When our digital twins in the Metaverse can express emotions through eyes, micro-expressions, and gestures, communication efficiency will surpass anything possible on traditional internet platforms. Trust costs will drop, fueling organic growth of economic ecosystems—moving beyond cold, Ponzi-like number games toward revolutionary user experiences.
Thus, the second gatekeeper is: Can your digital avatar authentically convey genuine emotion?
When a virtual character opens her eyes and you see subtle flickers of anxiety and hope—something a generic expressionless 3D model could never replicate—then you know true immersion has arrived.
Additionally, those tracking capital flows will notice institutional players already positioning themselves.
On August 3rd, Binance announced an investment in Lifeform, whose suite includes: 3D avatar creation tools, visual DID protocols, secure contract solutions, decentralized identity-based Web3 avatars, and Metaverse engine SDKs. The virtual human NFT project HALO originates from Lifeform.
Binance’s strategic logic is clear: they anticipate imminent Metaverse product launches and recognize 3D virtual humans as a core technological pillar.

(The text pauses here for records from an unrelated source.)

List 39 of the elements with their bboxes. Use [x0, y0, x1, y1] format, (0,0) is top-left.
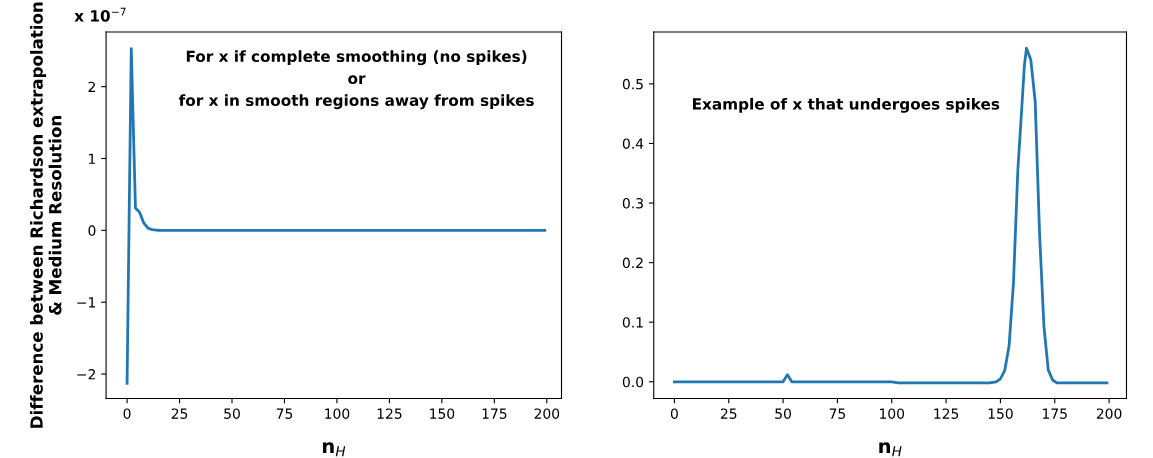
y-tick-label: 1 — [89, 153, 96, 164]
y-tick-label: 0.4 — [622, 138, 644, 149]
x-tick-label: 0 — [670, 408, 678, 419]
y-tick-label: 0.0 — [622, 376, 644, 388]
annotation: or — [348, 75, 366, 85]
x-axis-title: n$_{H}$ — [322, 442, 346, 457]
x-tick-label: 150 — [988, 408, 1013, 419]
y-tick-label: −2 — [77, 369, 95, 380]
y-axis-title: Difference between Richardson extrapolation & Medium Resolution — [29, 2, 62, 428]
line-series — [673, 46, 1109, 385]
annotation: Example of x that undergoes spikes — [692, 97, 1000, 113]
y-tick-label: 0.3 — [622, 198, 643, 209]
x-tick-label: 175 — [482, 408, 507, 419]
x-tick-label: 150 — [430, 408, 455, 419]
x-tick-label: 0 — [123, 408, 131, 419]
x-tick-label: 50 — [224, 408, 240, 419]
x-tick-label: 200 — [1096, 408, 1122, 419]
x-tick-label: 100 — [325, 408, 350, 419]
x-tick-label: 75 — [829, 408, 846, 419]
annotation: for x in smooth regions away from spikes — [178, 94, 534, 110]
x-tick-label: 125 — [377, 408, 402, 419]
x-axis-title: n$_{H}$ — [879, 442, 902, 457]
x-tick-label: 175 — [1043, 408, 1067, 419]
y-tick-label: 0 — [88, 225, 96, 236]
x-tick-label: 50 — [775, 408, 791, 419]
y-tick-label: 0.2 — [622, 257, 643, 269]
text: x 10$^{−7}$ — [74, 7, 126, 22]
y-tick-label: 0.1 — [622, 317, 643, 328]
y-tick-label: −1 — [77, 297, 96, 308]
y-tick-label: 0.5 — [622, 78, 643, 90]
line-series — [125, 47, 547, 385]
y-tick-label: 2 — [88, 81, 95, 92]
annotation: For x if complete smoothing (no spikes) — [186, 50, 527, 66]
x-tick-label: 100 — [880, 408, 905, 419]
x-tick-label: 25 — [720, 408, 737, 419]
x-tick-label: 75 — [276, 408, 293, 419]
x-tick-label: 25 — [171, 408, 188, 419]
x-tick-label: 125 — [934, 408, 959, 419]
x-tick-label: 200 — [534, 408, 560, 419]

The next big wave has already been backed by capital. You shouldn’t ignore it!
Conclusion:
1. Prioritize investing in NFT projects led by teams with proven 3D virtual human expertise and clear Metaverse roadmaps;
2. Look for projects where users can interact frequently post-mint, enjoy rich gameplay, and benefit from mature token economics;
3. Ensure the roadmap is transparent and backed by prior NFT releases demonstrating design and development competence, with key deliverables nearing completion and under control;
4. Favor teams with strong funding, track records, or significant Web2 influence;
When you find a project matching these criteria, don’t hesitate—join early. Maybe we missed BAYC, Azuki, Moonbirds, CloneX, and Shit because we lacked a clear NFT selection strategy back then. But moving forward, using this framework, we can identify the next NFT gem that delivers 100x returns.